Big cities in America are losing restaurant coverage and criticism faster than you can say "Print is dead." What remains are a few big papers with name critics still chugging along and a smattering of freelancers doing limited coverage elsewhere. There are large cities — such as Portland, Austin, and now New Orleans — with bustling restaurant scenes left with meager coverage. Below, an examination of the decimated state of America's food criticism.
Los Angeles
Population: 3,792,621
The Wreckage: The Los Angeles Times Food section has gone from eight pages to three pages in the last four years. If that weren't bad enough, they then made major cuts to the Food section this Spring when it got wrapped into a sort of catchall Saturday Section, which includes Home and Health as well. The Times also cut long-time short review critic Linda Burum. Burum now occasionally reviews restaurants for LA Weekly.
Status: Both S. Irene Virbila and former LA Weekly critic Jonathan Gold review restaurants for the Times; reviews have been cut back from every week to every other week. Besha Rodell, formerly of Creative Loafing in Atlanta (more on that later), picked up Gold's position at LA Weekly.
San Francisco
Population: 805,235
The Wreckage: Patricia Unterman, critic for the San Francisco Examiner for 20 years, was laid off this Spring by Canadian publisher Black Company, which cut the staff in half. San Francisco has seen a good number of critic shuffles this Spring, although not all of them are confirmed to budget cuts. Still, see: Jonathan Kauffman formerly of SF Weekly (who decamped for Tasting Table) and Paul Reidinger of the San Francisco Bay Guardian (who was let go).
Status: Michael Bauer's holding strong at the San Francisco Chronicle and reviewing weekly, SF Weekly is trying out a series of "interim reviewers," Jesse Hirsch writes weekly for The Examiner, and Virginia Miller is reviewing weekly for the San Francisco Bay Guardian.
Atlanta
Population: 420,003
The Wreckage: Creative Loafing critic Besha Rodell left Atlanta for Los Angeles and LA Weekly after being asked if she would consider writing on a freelance basis.
Status: John Kessler reviews weekly at the Atlanta Journal Constitution; there's also Bill Addison, who reviews monthly at Atlanta Magazine.
Boston
Population: 617,594
The Wreckage: Reviewer Mat Schaffer was one of four employees to take a buyout from the Boston Herald last year.

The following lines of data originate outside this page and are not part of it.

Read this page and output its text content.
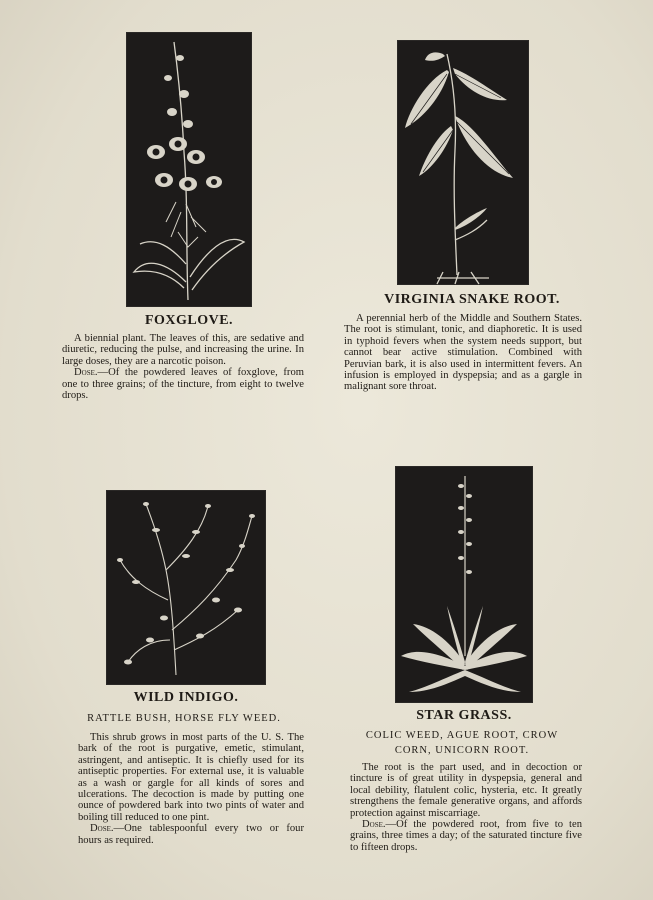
FOXGLOVE.

A biennial plant. The leaves of this, are sedative and diuretic, reducing the pulse, and increasing the urine. In large doses, they are a narcotic poison.

Dose.—Of the powdered leaves of foxglove, from one to three grains; of the tincture, from eight to twelve drops.

VIRGINIA SNAKE ROOT.

A perennial herb of the Middle and Southern States. The root is stimulant, tonic, and diaphoretic. It is used in typhoid fevers when the system needs support, but cannot bear active stimulation. Combined with Peruvian bark, it is also used in intermittent fevers. An infusion is employed in dyspepsia; and as a gargle in malignant sore throat.

WILD INDIGO.
RATTLE BUSH, HORSE FLY WEED.

This shrub grows in most parts of the U. S. The bark of the root is purgative, emetic, stimulant, astringent, and antiseptic. It is chiefly used for its antiseptic properties. For external use, it is valuable as a wash or gargle for all kinds of sores and ulcerations. The decoction is made by putting one ounce of powdered bark into two pints of water and boiling till reduced to one pint.

Dose.—One tablespoonful every two or four hours as required.

STAR GRASS.
COLIC WEED, AGUE ROOT, CROW
CORN, UNICORN ROOT.

The root is the part used, and in decoction or tincture is of great utility in dyspepsia, general and local debility, flatulent colic, hysteria, etc. It greatly strengthens the female generative organs, and affords protection against miscarriage.

Dose.—Of the powdered root, from five to ten grains, three times a day; of the saturated tincture five to fifteen drops.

Status: Devra First is reviewing for the Boston Globe weekly, Robert Nadeau reviews for the Boston Phoenix every week to two weeks, MC Slim JB reviews for STUFF every other week, B.N. Lee reviews for The Improper Bostonian monthly, and Corby Kummer reviews for Boston Magazine, also monthly.
New York City
Population: 8,175,133
The Wreckage: New York has actually had a fair amount of success holding on to its restaurant critics, but has seen a few cuts. Gael Greene was ousted from New York Magazine after 40 years of reviewing in 2008. The New York Daily News dropped Danyelle Freeman (AKA Restaurant Girl) in 2009; just today a new critic, Stan Sagner, popped up at the NYDN with no warning.

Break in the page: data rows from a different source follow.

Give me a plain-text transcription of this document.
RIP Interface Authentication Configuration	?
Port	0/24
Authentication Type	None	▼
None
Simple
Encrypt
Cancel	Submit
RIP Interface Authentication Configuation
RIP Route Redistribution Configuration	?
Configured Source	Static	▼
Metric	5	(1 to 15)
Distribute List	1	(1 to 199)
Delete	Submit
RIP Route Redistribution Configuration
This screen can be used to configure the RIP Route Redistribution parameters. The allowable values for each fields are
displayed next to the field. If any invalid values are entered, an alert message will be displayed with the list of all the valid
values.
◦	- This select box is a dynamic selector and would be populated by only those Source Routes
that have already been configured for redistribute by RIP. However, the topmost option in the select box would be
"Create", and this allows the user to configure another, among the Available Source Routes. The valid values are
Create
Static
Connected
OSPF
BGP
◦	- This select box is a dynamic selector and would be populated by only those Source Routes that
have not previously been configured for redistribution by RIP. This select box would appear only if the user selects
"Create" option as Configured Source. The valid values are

Status: Going strong: Pete Wells at the New York Times, Robert Sietsema and Tejal Rao for Village Voice, Adam Platt for New York, Jay Cheshes for Time Out New York, Gael Greene is doing her own thing on her website Insatiable Critic, a handful of folks review for the New Yorker, Ryan Sutton reviews for Bloomberg and Steve Cuozzo writes for the New York Post.
Portland, Oregon
Population: 583,776
The Wreckage Portland is kind of a hot mess. So, The Oregonian laid off restaurant critic Karen Brooks in February of 2010. (She's now the restaurant editor at Portland Monthly, where she also reviews.) Roger Porter, who reviewed as a freelancer for the Oregonian, was also laid off in August of 2010 due to "shifting coverage." And then another freelancer for the Oregonian, Michael C. Zusman was (wait for it) also let go in September of 2011.
Status: The Oregonian runs weekly reviews and has two reviewers: critic/restaurant reporter Michael Russell and David Sarasohn (who reviews bi-monthly). Karen Brooks reviews monthly at Portland Monthly and Chris Onstad reviews for the Portland Mercury.
Austin
Population: 790,390
The Wreckage: Almost exactly a year ago, Austin American-Statesman's full-time critic Mike Sutter took a buyout. His replacement, Matt Odam, covers other topics for the Statesman as well and only reviews about twice a month.
The Status: Sutter went on to review restaurants on his own website, Fed Man Walking. Odam reviews every other week for the Statesman (although he tells Eater there's a possibility that will increase). Food editor Virginia B. Wood writes reviews monthly for the alt-weekly Austin Chronicle and is supplemented weekly by reviews from freelancers.
New Orleans
Population: 343,829
The Wreckage: As mentioned previously, critic Brett Anderson was one of the 200 employees laid off at the Times-Picayune yesterday. Eater NOLA editor Alexander Hancock notes, "Anderson was going to be on hiatus for a Nieman Fellowship starting in August though, so possibly there is a replacement situation already in the works. Though it's unclear if it'll just be freelancers or something more substantial."
Status: Currently developing, but beyond Anderson, New Orleans has Ian McNulty reviewing weekly at the alt-weekly The Gambit and Tom Fitzmorris reviewing for CityBusiness, also weekly.
So what now? Do big city restaurant scenes even need professional critics to thrive? Seattle Weekly critic Hanna Raskin made the point that Portland is "doing just fine without an Anton Ego type issuing culinary decrees." Maybe removing the negativity that comes with some reviews creates a positive, loving environment that fosters creativity.
But then again, left to their own devices, will cities become overrun with writhing hordes of extortionist Yelpers making a bunch of noise? Gurgling Cod posits the masses are not eager to disrupt the status quo and often "reader comments by definition represent conventional wisdom, which is what makes advertisers comfortable." (Which is probably why the same restaurants rank highly on Zagat over and over.) The public needs critics to force them not to overlook that strip mall mom-and-pop, or to give them the tough news that their favorite landmark restaurants are slipping.
Restaurants need critics for the same reason: reviews, even negative ones, can be good for them. Positive reviews obviously generate diners, money, and boost team morale. Bad reviews are also important: They can be seen as a challenge, a call for constant improvement (and the fear of bad reviews keeps restaurateurs on their toes). San Francisco chef Dominique Crenn told Eater, "It gives us a goal to strive for, to correct whatever may have been wrong, to make something that may have been a hindrance into something great."
After restaurant critics are gone, will chefs and restaurants see bad Yelp reviews as goals to strive for? Can sporadic reviews from freelancers provide the constructive criticism a restaurant scene needs to thrive? And who will provide diners with the type of consumer advocacy they need? As newspapers continue to flounder and dining coverage dwindles, the country will soon find out.